You could, but it's not a strong argument. To his credit, Johnson calls Pollan on it:

Just to circle back to the issue of health and safety testing: there have been quite a few long-term feeding trials, and — sure — you can go through and pick them apart. But it was fairly convincing to me to see how many big groups of scientists, where they get all these disciplines together, have come to the same conclusions. The Swiss just finished this, for instance — and one after another they’ve come through and said, you know, we really don’t think that this is something that, on balance, we have to worry much about. What do you think about that?

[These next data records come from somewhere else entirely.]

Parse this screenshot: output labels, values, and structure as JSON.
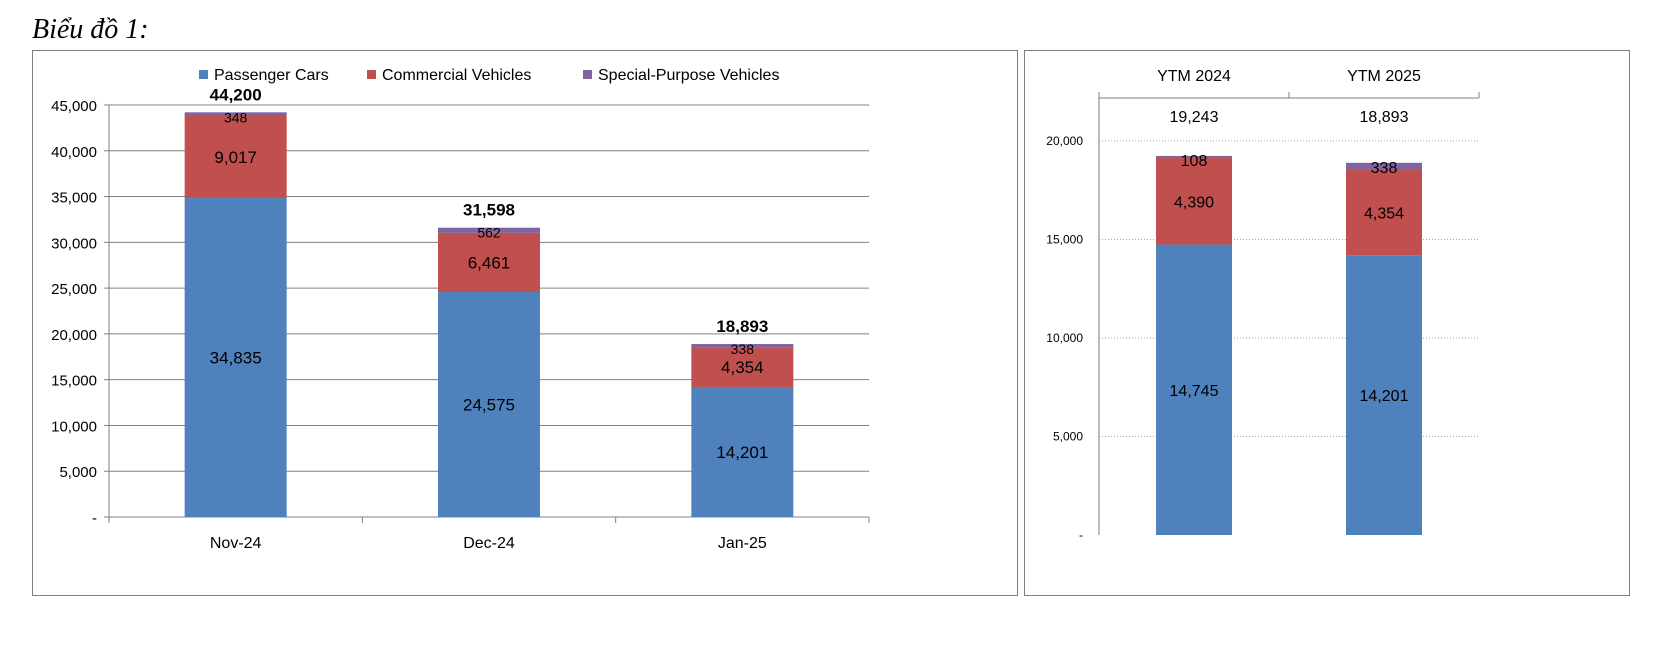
{
  "caption": "Biểu đồ 1:",
  "colors": {
    "passenger": "#4f81bd",
    "commercial": "#c0504d",
    "special": "#8064a2",
    "grid": "#808080"
  },
  "legend": [
    "Passenger Cars",
    "Commercial Vehicles",
    "Special-Purpose Vehicles"
  ],
  "chart_data": [
    {
      "type": "bar",
      "stacked": true,
      "categories": [
        "Nov-24",
        "Dec-24",
        "Jan-25"
      ],
      "series": [
        {
          "name": "Passenger Cars",
          "values": [
            34835,
            24575,
            14201
          ],
          "labels": [
            "34,835",
            "24,575",
            "14,201"
          ]
        },
        {
          "name": "Commercial Vehicles",
          "values": [
            9017,
            6461,
            4354
          ],
          "labels": [
            "9,017",
            "6,461",
            "4,354"
          ]
        },
        {
          "name": "Special-Purpose Vehicles",
          "values": [
            348,
            562,
            338
          ],
          "labels": [
            "348",
            "562",
            "338"
          ]
        }
      ],
      "totals": [
        "44,200",
        "31,598",
        "18,893"
      ],
      "ylim": [
        0,
        45000
      ],
      "yticks": [
        0,
        5000,
        10000,
        15000,
        20000,
        25000,
        30000,
        35000,
        40000,
        45000
      ],
      "ytick_labels": [
        "-",
        "5,000",
        "10,000",
        "15,000",
        "20,000",
        "25,000",
        "30,000",
        "35,000",
        "40,000",
        "45,000"
      ],
      "grid": true,
      "legend_position": "top"
    },
    {
      "type": "bar",
      "stacked": true,
      "categories": [
        "YTM 2024",
        "YTM 2025"
      ],
      "series": [
        {
          "name": "Passenger Cars",
          "values": [
            14745,
            14201
          ],
          "labels": [
            "14,745",
            "14,201"
          ]
        },
        {
          "name": "Commercial Vehicles",
          "values": [
            4390,
            4354
          ],
          "labels": [
            "4,390",
            "4,354"
          ]
        },
        {
          "name": "Special-Purpose Vehicles",
          "values": [
            108,
            338
          ],
          "labels": [
            "108",
            "338"
          ]
        }
      ],
      "totals": [
        "19,243",
        "18,893"
      ],
      "ylim": [
        0,
        20000
      ],
      "yticks": [
        0,
        5000,
        10000,
        15000,
        20000
      ],
      "ytick_labels": [
        "-",
        "5,000",
        "10,000",
        "15,000",
        "20,000"
      ],
      "grid": true,
      "grid_style": "dotted",
      "category_axis_position": "top"
    }
  ]
}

Well, I don’t know what to think about it, because I haven’t looked at it as closely as you have, and I haven’t read the studies or these institutional sign-offs. But I do wonder how much industry lobbying has gone on with these groups and how much independent science has been done.

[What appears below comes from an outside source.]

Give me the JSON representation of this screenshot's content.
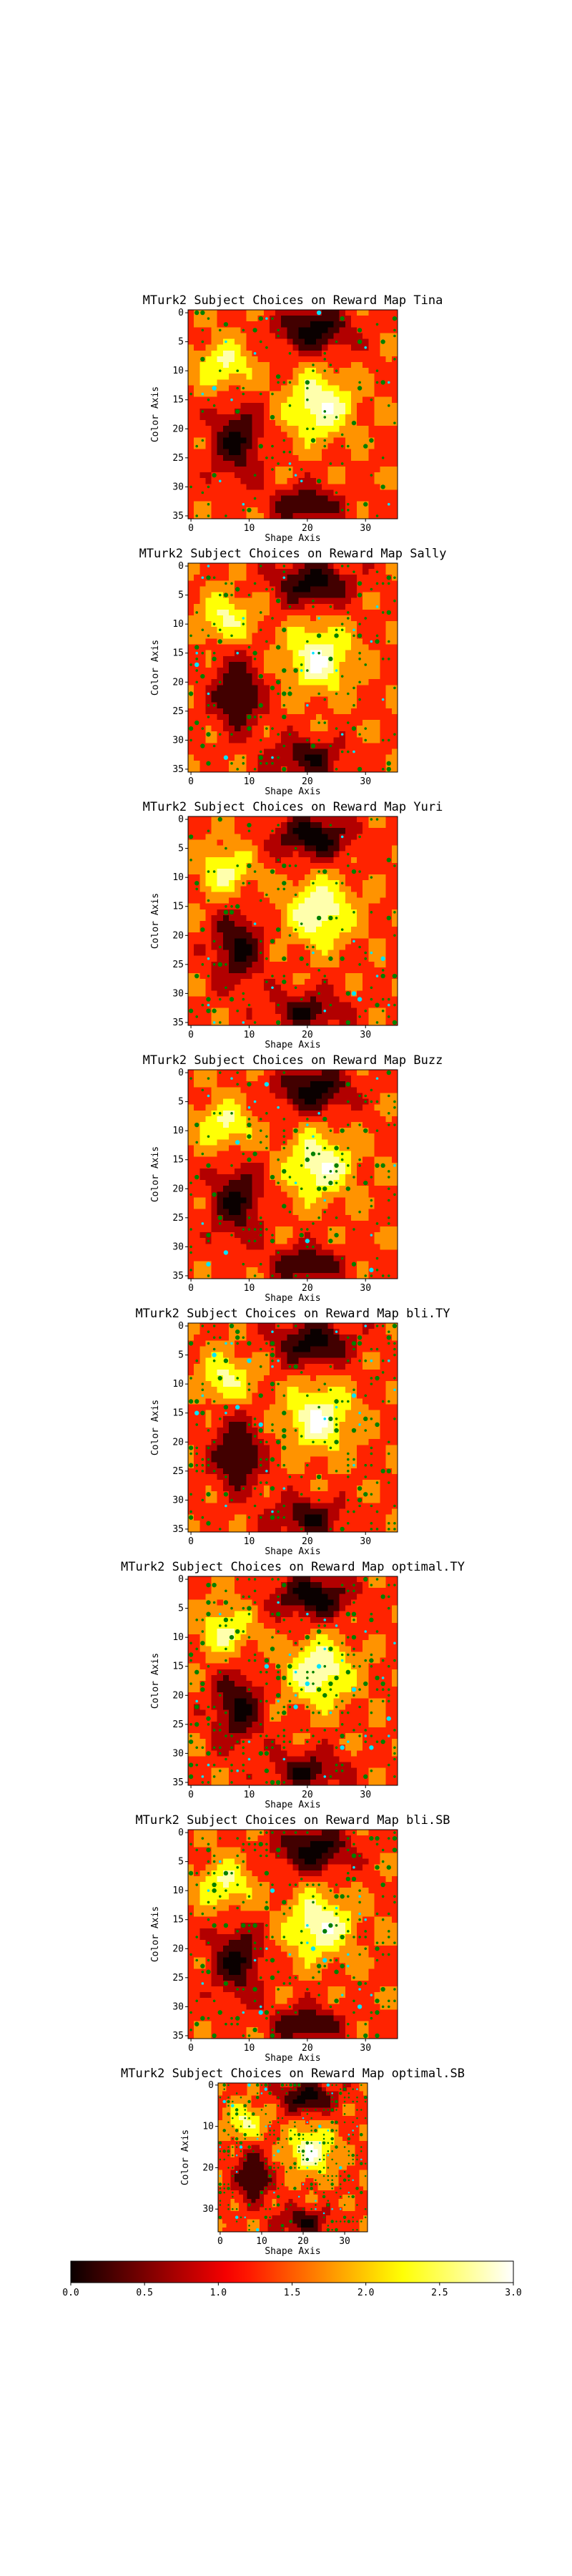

So Pollan doesn't know what to think about it because he hasn't bothered to look into what reputable scientific bodies and institutions say about this important aspect of the GMO debate. Never mind that crop biotechnology, as the website Genetic Literary puts it, has been declared safe by every "major scientific body and regulatory agency in the world." To Pollan, this is categorized as an industry talking point. This conflation of science with industry distorts the debate and distracts from otherwise legitimate issues. Harmon, in the same Gristpiece, astutely observes:

I think it comes down to a feeling that Michael, as great a reporter as he is on food issues, he has not really dug into the science of genetic engineering, especially the health and safety issues. As a result he seems to let stand a lot of the beliefs that fly in the face of what is really a broad scientific consensus that there is nothing intrinsically dangerous about moving DNA from one organism to another...I really think he has an important critique, that these big companies are controlling the food system and that’s a cause for concern and, you know, I agree with that. But I don’t think you can figure out how to fix that problem if you haven’t identified its real source. And I think the idea that GMOs are scary — because they involve moving around genes and messing with the natural order of things — is an easy way to get people up in arms about a problem that is both misleading about the technology and also not the true source of the problem. So I think he does a disservice to his larger critique.